Die daraus resultierende Monochromisierung zu Deutsch: der Einheitsbrei ist für die Musiklandschaft
insgesamt natürlich von großem Nachteil. Zu Recht wird gemutmaßt, dass sich die Plattenfirmen
durch das immerwährende Aufwärmen des alten Repertoires möglicherweise auf Dauer ihr eigenes
Grab schaufeln.
Neue Impulse
Hier könnten nun selbst initiierte Aufnahmen und Eigenvertrieb der Tonträger auf Dauer neue Basis-Impulse
setzen, denn wenn sich unter Umständen schon der Lokal-Sender vor Ort nicht mehr um die lokale
Musikkultur kümmert, dann wird es Zeit für die Eigeninitiative. Dabei können zum Beispiel Musikvereine,
Kulturbünde oder Musikschulen als wichtige Initiatoren, Katalysatoren und Vertriebswege fungieren. Um zu
komponieren und zu musizieren, sollte man den Kopf frei haben. Frei von Anlehnungen an bereits erfolgreiche
Kompositionen, frei von Ausrichtung auf Zielgruppen, frei von Klassifizierung der Musik in Sparten oder Schubladen.

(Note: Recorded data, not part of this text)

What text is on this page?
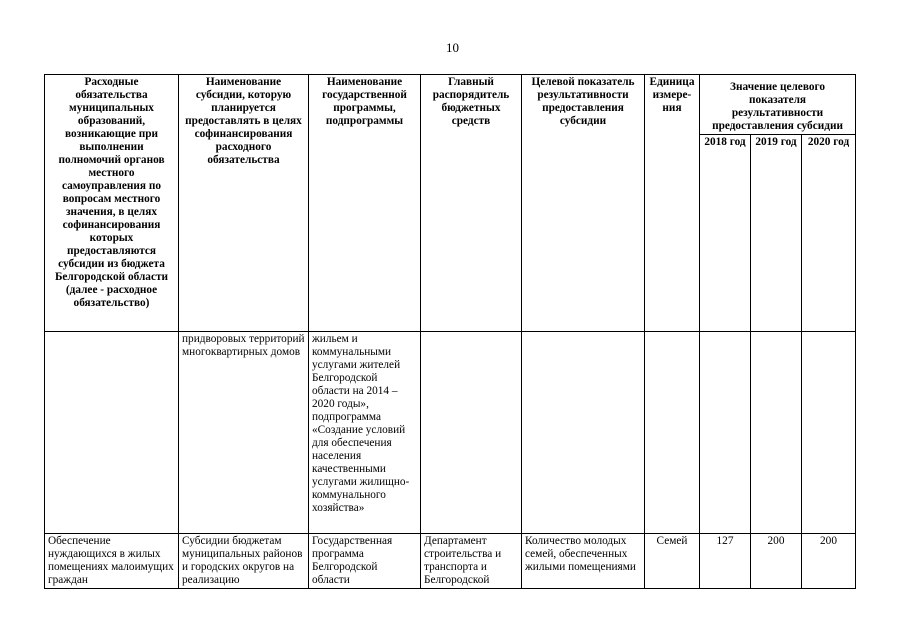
10
Расходные обязательства муниципальных образований, возникающие при выполнении полномочий органов местного самоуправления по вопросам местного значения, в целях софинансирования которых предоставляются субсидии из бюджета Белгородской области (далее - расходное обязательство)	Наименование субсидии, которую планируется предоставлять в целях софинансирования расходного обязательства	Наименование государственной программы, подпрограммы	Главный распорядитель бюджетных средств	Целевой показатель результативности предоставления субсидии	Единица измере-ния	Значение целевого показателя результативности предоставления субсидии		
						2018 год	2019 год	2020 год
	придворовых территорий многоквартирных домов	жильем и коммунальными услугами жителей Белгородской области на 2014 – 2020 годы», подпрограмма «Создание условий для обеспечения населения качественными услугами жилищно-коммунального хозяйства»						
Обеспечение нуждающихся в жилых помещениях малоимущих граждан	Субсидии бюджетам муниципальных районов и городских округов на реализацию	Государственная программа Белгородской области	Департамент строительства и транспорта и Белгородской	Количество молодых семей, обеспеченных жилыми помещениями	Семей	127	200	200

Wenn es schon den etablierten, sprich erfolgreichen, finanziell unabhängigen Größen der Musikindustrie
nicht gelingt, individuelle und neue Musik zu produzieren, dann könnte es in der Zwischenzeit der inspirierte
Privat- , Hobby- , oder semiprofessionelle Musiker versuchen. Vielleicht greift zu der Zeit, da im Radio praktisch
nur mehr ein einziger Song läuft, die Plattenindustrie gerne auf dieses eigentlich unkommerzielle Material
zurück, um wieder ins Geschäft zu kommen. Für den Komponisten oder Musiker bleibt jedoch immer
eins das wichtigste: seine Aufnahmen anhören und genießen zu können im Hinblick auf die Archivierung
des Moments und die Dokumentation seiner eigenen musikalischen Entwicklung.